I will call it the “Starbucks-ization” of the retail bike industry. Increasing numbers of bike shops are, in effect, franchises or branches of chains, just like that coffee shop you love to hate (but where you sit with a laptop and a latté). According to the article, around 1000 bike shops in the US are owned by either Specialized or Trek.

In theory, that trend should benefit customers because it eliminates the middle-person. But has it? While prices for bikes, parts and accessories have come down from their Pandemic-boom and -shortage highs, they’re still well above pre-pandemic levels, even when adjusted for inflation.

Maybe this is the New Yorker in me talking, but I don’t believe that those companies (or Giant or Cannondale) have the cyclist in mind when they take over, or drive out, smaller shops.  If anything, I think they’re doing what Schwinn tried to do during the ‘70’s North American Bike Boom and the two decades leading up to it: They tried to control inventories and markets, just as McDonald’s and Walmart do in their individual restaurants and stores.

When my conspiracy theory, I mean prediction, comes to fruition I won’t say, “I told you so!” I promise! But just remember that you read it here first.😏

16 May 2024

Ghost Ride

 As I ride around New York City, I sometimes see “ghosts.”

Now, before you assume that I’m going insane, I am—at least in the opinion of some people—already there. Seriously, though, among the “ghosts” I see are buildings that are vacant or being used for entirely different purposes than the ones for which they were intended.
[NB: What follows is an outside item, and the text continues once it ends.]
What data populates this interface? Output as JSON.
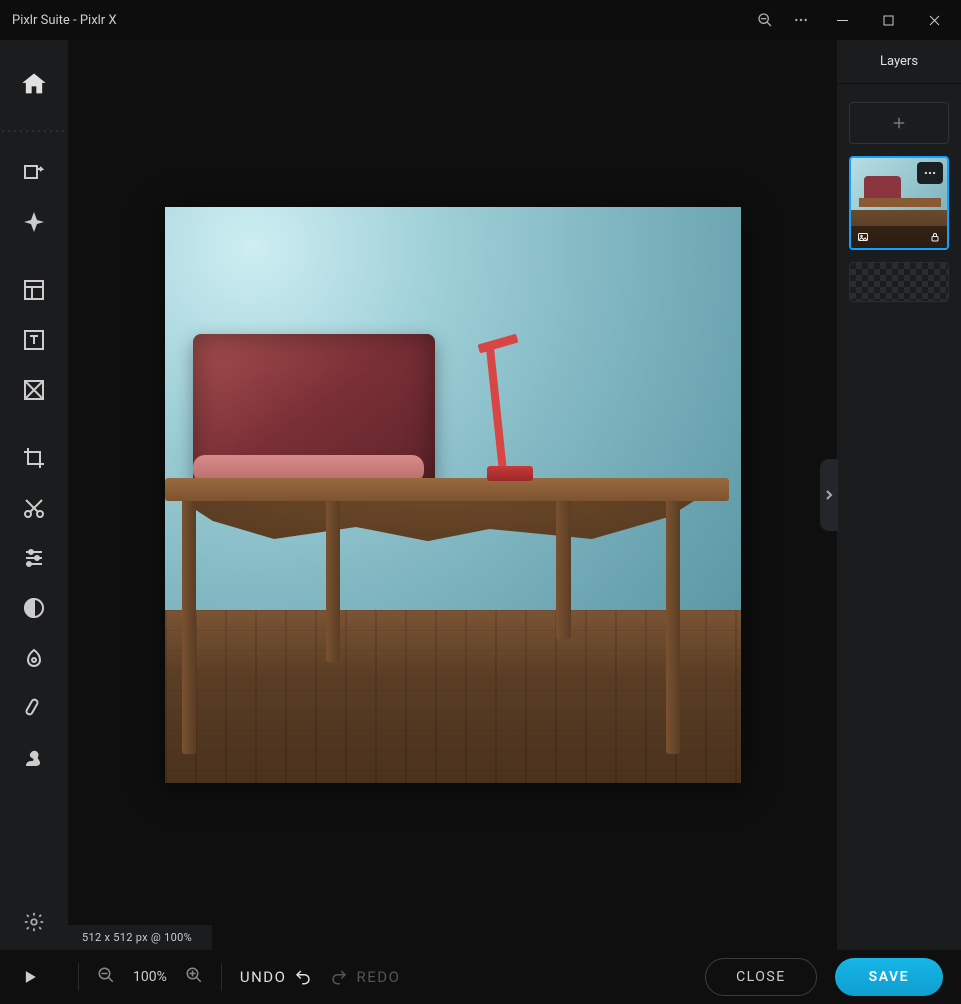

Also, there are what Esther Crain, the author of Ephemeral New York (one of my favorite blogs) calls “ghost” signs.  They usually were painted on the sides of buildings to advertise some business or another.  As often as not, that establishment is long gone. I found an exception just a few blocks from my new apartment:





Tierney Auto Body works is still in the same location but the sign has to be at least 40 years old:  The lower part of the sign (not visible in the photo) gives the telephone number—without an area code. Until 1984, all five boroughs of New York City were covered by the 212 Area Code.  But as fax machines and, later, cell phones become more common, the 212 area code was running out of phone numbers and new area codes were added. It then became necessary to dial an area code when calling within New York City.

While riding the other day, I discovered another “ghost” sign that dates from around the same time, or earlier:





Prospect Hospital, its name barely visible at the top of the sign, closed in 1985. That sign, like the one for Tierney, gives a phone number without an area code.

Another thing I found interesting is the sign’s proclamation that “alcoholism is a treatable disease.” Although researchers and doctors had been saying as much since the 1930s (when, incidentally, Alcoholics Anonymous was founded) that idea started to displace, in public perception, the old notion that alcoholism is a moral failing during the 1960s.

Speaking of the 1960s:  By that time, artists and intellectuals who were associated with the later part of the Harlem Renaissance had moved to East Elmhurst and Jamaica in Queens or (as in the case of John Coltrane) to Long Island. But during the Renaissance, theaters for movies, plays, vaudeville and other kinds of shows and exhibits flourished in Harlem. The “ghost” of one “shadows” a building that now serves as a church on 145th Street:





So, if nothing else, my bike trips show that you don’t have to be Demi Moore, Patrick Swayze or Whoopi Goldberg to see “ghosts” during your ride!